Ray writes, "What are you trying to do? Start riots in the treats again? I would guess that blacks see him as the second coming and he can do no wrong. Whites gave him a chance and his lack of leadership is really showing through. Way too arrogant for me."

Lewis writes from Virginia, "Obviously, Jack, if you were black, you would know. We're going to see him through his presidency and stick by him. He's doing better than the prior person who held that position."

K.C. says, "Racial conflicts in this country are like crashes at a NASCAR race. Everybody expects one, but no one will admit they're waiting to see one happen."

If you want to see more of the subject, check out my blog at

BLITZER: All right Jack. See you tomorrow. Thank you.

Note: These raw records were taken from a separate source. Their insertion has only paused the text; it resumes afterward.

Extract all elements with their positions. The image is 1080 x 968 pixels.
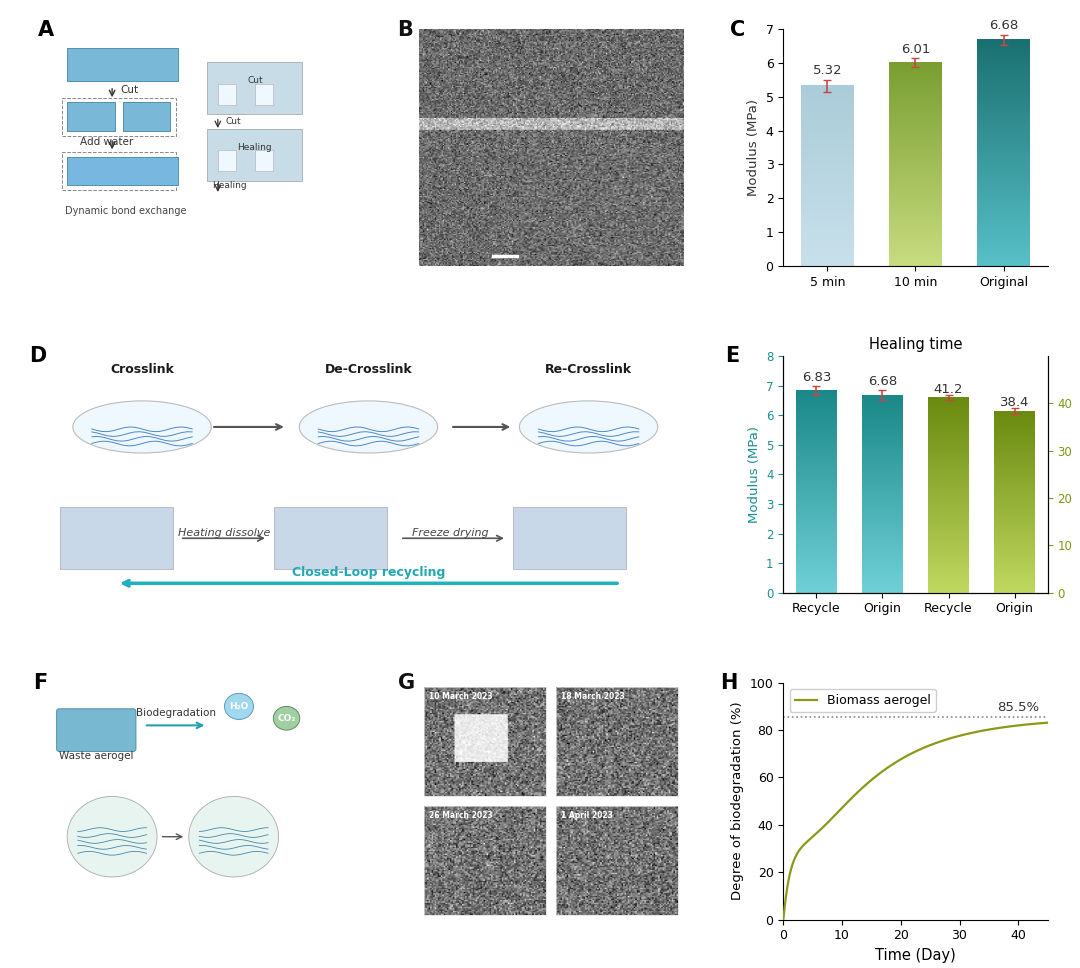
Text: A: A [38, 19, 54, 40]
Circle shape [72, 401, 212, 453]
Y-axis label: Thermal conductivity (mW m⁻¹ K⁻¹): Thermal conductivity (mW m⁻¹ K⁻¹) [1079, 376, 1080, 573]
Circle shape [299, 401, 437, 453]
Bar [60, 507, 174, 569]
Text: 18 March 2023: 18 March 2023 [562, 692, 625, 701]
Text: Closed-Loop recycling: Closed-Loop recycling [292, 566, 445, 579]
Bar [274, 507, 388, 569]
Circle shape [273, 707, 300, 730]
Title: Healing time: Healing time [868, 337, 962, 352]
Bar [67, 103, 114, 131]
Text: 6.68: 6.68 [868, 375, 897, 388]
Text: Freeze drying: Freeze drying [411, 528, 488, 538]
Bar [424, 687, 545, 797]
Text: 1 April 2023: 1 April 2023 [562, 810, 613, 820]
Text: 1 mm: 1 mm [550, 237, 586, 250]
Text: H: H [720, 674, 738, 693]
Text: Add water: Add water [80, 137, 134, 147]
Bar [207, 62, 302, 114]
Text: B: B [397, 19, 414, 40]
Text: 6.68: 6.68 [989, 19, 1018, 32]
Text: Waste aerogel: Waste aerogel [59, 751, 134, 762]
Text: Dynamic bond exchange: Dynamic bond exchange [65, 206, 186, 216]
Text: E: E [725, 347, 740, 367]
X-axis label: Time (Day): Time (Day) [875, 948, 956, 963]
Bar [207, 129, 302, 181]
Text: 6.83: 6.83 [801, 372, 832, 384]
Bar [513, 507, 626, 569]
Text: 38.4: 38.4 [1000, 396, 1029, 409]
Bar [67, 48, 178, 81]
Bar [62, 152, 176, 190]
Text: Heating dissolve: Heating dissolve [177, 528, 270, 538]
Text: C: C [730, 19, 746, 40]
Text: 41.2: 41.2 [934, 382, 963, 396]
Text: F: F [32, 674, 48, 693]
Circle shape [519, 401, 658, 453]
Text: De-Crosslink: De-Crosslink [325, 363, 413, 376]
Text: 85.5%: 85.5% [997, 701, 1039, 713]
Bar [255, 83, 273, 105]
Text: Re-Crosslink: Re-Crosslink [545, 363, 632, 376]
Bar [123, 103, 171, 131]
Y-axis label: Modulus (MPa): Modulus (MPa) [747, 99, 760, 196]
Text: 6.01: 6.01 [901, 43, 930, 56]
Text: H₂O: H₂O [229, 702, 248, 711]
Text: Cut: Cut [120, 85, 138, 95]
Y-axis label: Modulus (MPa): Modulus (MPa) [747, 426, 760, 523]
Text: 5.32: 5.32 [812, 64, 842, 77]
Bar [218, 83, 237, 105]
Text: Cut: Cut [226, 117, 242, 126]
Bar [556, 806, 677, 915]
Text: Healing: Healing [238, 142, 272, 152]
Text: Crosslink: Crosslink [110, 363, 174, 376]
FancyBboxPatch shape [56, 709, 136, 751]
Circle shape [225, 693, 254, 719]
Text: D: D [29, 347, 46, 367]
Text: CO₂: CO₂ [278, 713, 296, 723]
Circle shape [67, 797, 157, 877]
Bar [218, 150, 237, 171]
Bar [556, 687, 677, 797]
Bar [255, 150, 273, 171]
Circle shape [189, 797, 279, 877]
Bar [424, 806, 545, 915]
Text: Biodegradation: Biodegradation [136, 708, 216, 718]
Y-axis label: Degree of biodegradation (%): Degree of biodegradation (%) [731, 702, 744, 900]
Text: 26 March 2023: 26 March 2023 [429, 810, 492, 820]
Legend: Biomass aerogel: Biomass aerogel [789, 689, 936, 712]
Text: G: G [397, 674, 415, 693]
Text: Cut: Cut [247, 76, 262, 85]
Bar [67, 157, 178, 185]
Text: Healing: Healing [213, 181, 247, 190]
Text: 10 March 2023: 10 March 2023 [429, 692, 492, 701]
Bar [62, 98, 176, 136]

President Obama booed by the boy scouts. CNN's Jeanne Moos explains why the commander in chief got this most unusual reception.


BLITZER: The commander in chief jeered at a jamboree? Here's CNN's Jeanne Moos.

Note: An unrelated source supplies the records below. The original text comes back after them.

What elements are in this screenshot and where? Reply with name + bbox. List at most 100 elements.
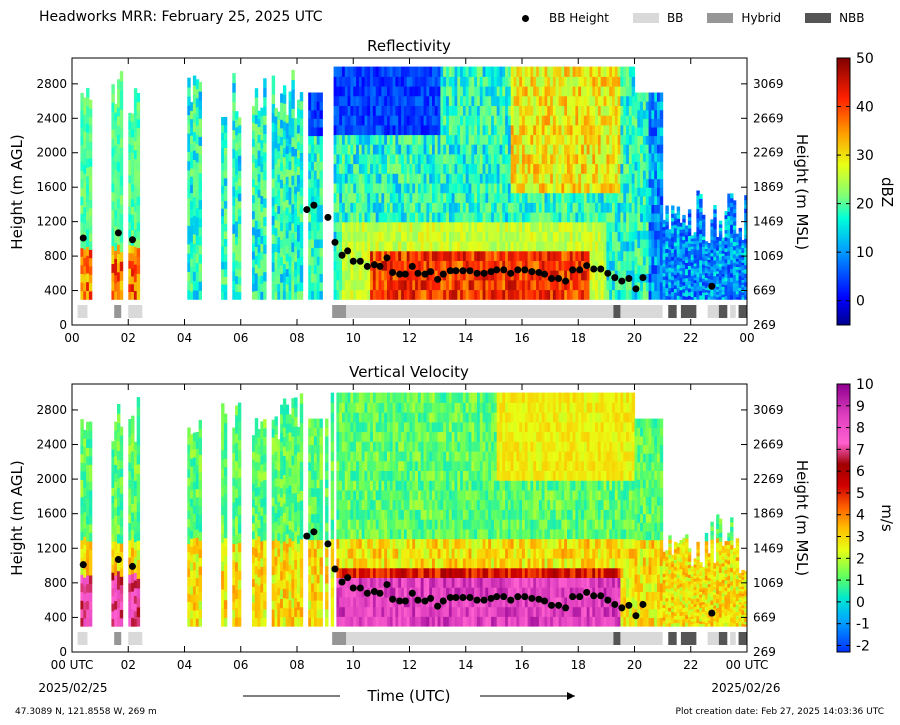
field-cell — [471, 66, 475, 77]
field-cell — [718, 220, 723, 225]
field-cell — [423, 105, 427, 116]
field-cell — [432, 202, 436, 213]
field-cell — [710, 252, 714, 257]
field-cell — [333, 124, 337, 136]
field-cell — [187, 151, 191, 162]
field-cell — [488, 124, 492, 136]
field-cell — [412, 231, 416, 242]
field-cell — [119, 559, 124, 569]
field-cell — [600, 192, 605, 203]
field-cell — [462, 250, 467, 261]
field-cell — [651, 264, 655, 274]
field-cell — [88, 506, 93, 516]
field-cell — [83, 446, 87, 456]
field-cell — [291, 251, 295, 262]
field-cell — [187, 142, 191, 153]
field-cell — [111, 618, 115, 627]
field-cell — [448, 95, 453, 106]
field-cell — [499, 270, 503, 281]
field-cell — [381, 95, 385, 106]
field-cell — [597, 173, 602, 184]
field-cell — [119, 194, 124, 205]
field-cell — [187, 243, 191, 254]
field-cell — [277, 291, 281, 300]
field-cell — [387, 231, 391, 242]
field-cell — [634, 238, 638, 249]
field-cell — [657, 161, 661, 171]
field-cell — [350, 173, 354, 184]
field-cell — [527, 260, 531, 271]
field-cell — [117, 431, 121, 442]
field-cell — [274, 227, 278, 236]
field-cell — [676, 218, 681, 223]
field-cell — [460, 279, 464, 291]
field-cell — [547, 250, 551, 261]
field-cell — [634, 109, 638, 119]
field-cell — [221, 238, 225, 247]
field-cell — [299, 178, 304, 188]
field-cell — [443, 260, 447, 271]
field-cell — [401, 202, 405, 213]
field-cell — [381, 124, 385, 136]
field-cell — [190, 110, 194, 120]
field-cell — [699, 281, 703, 287]
field-cell — [617, 221, 621, 232]
field-cell — [195, 271, 200, 282]
field-cell — [637, 161, 641, 171]
field-cell — [285, 160, 290, 170]
field-cell — [586, 153, 591, 165]
field-cell — [420, 95, 425, 106]
field-cell — [575, 260, 579, 271]
field-cell — [417, 202, 422, 213]
field-cell — [665, 232, 669, 238]
field-cell — [429, 241, 433, 252]
field-cell — [291, 261, 295, 272]
field-cell — [592, 86, 596, 97]
field-cell — [350, 163, 354, 174]
field-cell — [471, 192, 475, 203]
field-cell — [567, 66, 571, 77]
field-cell — [434, 153, 439, 165]
bb-type-bar — [128, 305, 143, 318]
field-cell — [558, 182, 562, 194]
field-cell — [716, 242, 720, 246]
field-cell — [538, 279, 543, 291]
bb-height-point — [480, 269, 488, 277]
field-cell — [389, 163, 394, 174]
field-cell — [252, 283, 256, 292]
field-cell — [634, 273, 638, 283]
field-cell — [190, 241, 194, 251]
field-cell — [555, 182, 560, 194]
field-cell — [277, 236, 281, 245]
field-cell — [192, 159, 197, 170]
field-cell — [567, 182, 571, 194]
bb-height-point — [324, 213, 332, 221]
field-cell — [505, 289, 509, 300]
field-cell — [299, 169, 304, 179]
field-cell — [88, 116, 93, 126]
field-cell — [707, 296, 711, 300]
field-cell — [654, 281, 658, 292]
field-cell — [693, 285, 697, 289]
field-cell — [412, 221, 416, 232]
field-cell — [502, 202, 506, 213]
field-cell — [409, 95, 413, 106]
field-cell — [609, 182, 613, 194]
field-cell — [282, 183, 287, 193]
field-cell — [353, 270, 357, 281]
field-cell — [727, 246, 731, 252]
field-cell — [550, 289, 554, 300]
field-cell — [412, 86, 416, 97]
bb-height-point — [487, 268, 495, 276]
bb-height-point — [618, 277, 626, 285]
field-cell — [254, 97, 259, 107]
field-cell — [536, 173, 540, 184]
field-cell — [350, 270, 354, 281]
field-cell — [426, 153, 430, 165]
field-cell — [485, 66, 489, 77]
field-cell — [496, 173, 501, 184]
field-cell — [631, 115, 636, 126]
field-cell — [673, 267, 678, 272]
field-cell — [536, 115, 540, 126]
field-cell — [119, 493, 124, 502]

JEANNE MOOS, CNN CORRESPONDENT: It's bad enough getting booed whether you're busted for dog fighting or competing for Ms. Universe.


MOOS: But imagine getting booed by the boy scouts. And the person they're booing is the president of the United States. Actually, what they were booing was President Obama sending a taped message instead of coming in person to the recent Boy Scout jamboree. Some 45,000 scouts were celebrating the 100th anniversary of scouting. Two months earlier the white house informed the scouts that the president had prior commitments.

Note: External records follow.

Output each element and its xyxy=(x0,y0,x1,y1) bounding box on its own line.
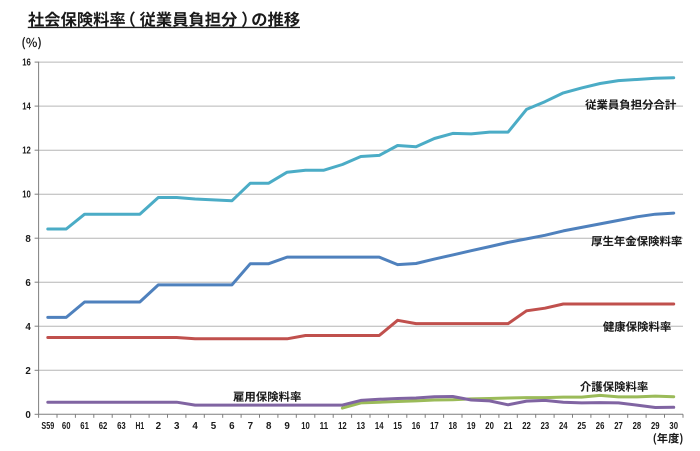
svg-text:2: 2 xyxy=(25,366,31,377)
svg-text:14: 14 xyxy=(22,102,31,113)
svg-text:25: 25 xyxy=(577,421,586,432)
svg-text:19: 19 xyxy=(467,421,476,432)
svg-text:20: 20 xyxy=(485,421,494,432)
svg-text:17: 17 xyxy=(430,421,439,432)
svg-text:28: 28 xyxy=(633,421,642,432)
svg-text:24: 24 xyxy=(559,421,568,432)
svg-text:12: 12 xyxy=(338,421,347,432)
svg-text:62: 62 xyxy=(99,421,108,432)
svg-text:6: 6 xyxy=(229,421,235,432)
svg-text:11: 11 xyxy=(320,421,329,432)
svg-text:S59: S59 xyxy=(41,421,54,432)
svg-text:10: 10 xyxy=(301,421,310,432)
svg-text:13: 13 xyxy=(357,421,366,432)
svg-text:27: 27 xyxy=(614,421,623,432)
svg-text:4: 4 xyxy=(25,322,31,333)
svg-text:10: 10 xyxy=(22,190,31,201)
svg-text:18: 18 xyxy=(449,421,458,432)
svg-text:8: 8 xyxy=(25,234,31,245)
svg-text:14: 14 xyxy=(375,421,384,432)
svg-text:23: 23 xyxy=(541,421,550,432)
svg-text:9: 9 xyxy=(284,421,290,432)
svg-text:21: 21 xyxy=(504,421,513,432)
svg-text:26: 26 xyxy=(596,421,605,432)
svg-text:5: 5 xyxy=(211,421,217,432)
svg-text:6: 6 xyxy=(25,278,31,289)
svg-text:29: 29 xyxy=(651,421,660,432)
svg-text:7: 7 xyxy=(248,421,254,432)
svg-text:63: 63 xyxy=(117,421,126,432)
svg-text:61: 61 xyxy=(80,421,89,432)
svg-text:3: 3 xyxy=(174,421,180,432)
svg-text:2: 2 xyxy=(156,421,162,432)
svg-text:8: 8 xyxy=(266,421,272,432)
svg-text:H1: H1 xyxy=(136,421,145,432)
svg-text:0: 0 xyxy=(25,410,31,421)
svg-text:12: 12 xyxy=(22,146,31,157)
svg-text:22: 22 xyxy=(522,421,531,432)
svg-text:30: 30 xyxy=(669,421,678,432)
svg-text:15: 15 xyxy=(393,421,402,432)
svg-text:60: 60 xyxy=(62,421,71,432)
svg-text:16: 16 xyxy=(412,421,421,432)
svg-text:16: 16 xyxy=(22,58,31,69)
svg-text:4: 4 xyxy=(192,421,198,432)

UNIDENTIFIED MALE: It doesn't really bother me. UNIDENTIFIED MALE: Disappointed, but, I mean busy man. What do you do?

MOOS: Just a few days after those interviews ...

PRES. BARACK OBAMA (D), UNITES STATES: Scouts just like you.

MOOS: Scouts just like these booed the president's message. And this 23-second video made its way to conservative websites that slammed the president for forsaking the Boy Scouts to appear on "The View." Some figure the booing tape was somehow doctored. I don't believe for one second that this 23 seconds of film is accurate. Believe it. Some Boy Scouts booed, trust me, scouts honor. The Boy Scout who shouted wouldn't do an interview, but he told us that though he didn't boo, there was a moderate amount of booing going on around him, mostly from scouts annoyed, not because of the president's policies, but because he didn't show up as six previous presidents have. The White House says "The View" had nothing to do with this, that the president was already scheduled to be on the road that day.

JON STEWART, TALK SHOW HOST: Look on the bright side, Boy Scouts get their merit badge for crushing disappointment.

MOOS: Now on the face of it booing, it would seem to go against some of the 12 tenants of Boy Scout law. A boy scout is trustworthy, loyal, helpful, friendly, courteous, kind, wait a minute, courteous and kind? Statement from the Boy Scouts says the organization does not condone booing ...

UNIDENTIFIED FEMALE: I hope you're watching this!

MOOS: If the president's watching this, the jamboree returns in four years.

OBAMA: I, Barack Hussein Obama, do solemnly wear.

MOOS: That if re-elected I will try to make it to the next jamboree.

Jeanne Moos, CNN, New York.


BLITZER: I'm Wolf Blitzer in THE SITUATION ROOM. "JOHN KING USA" starts right now.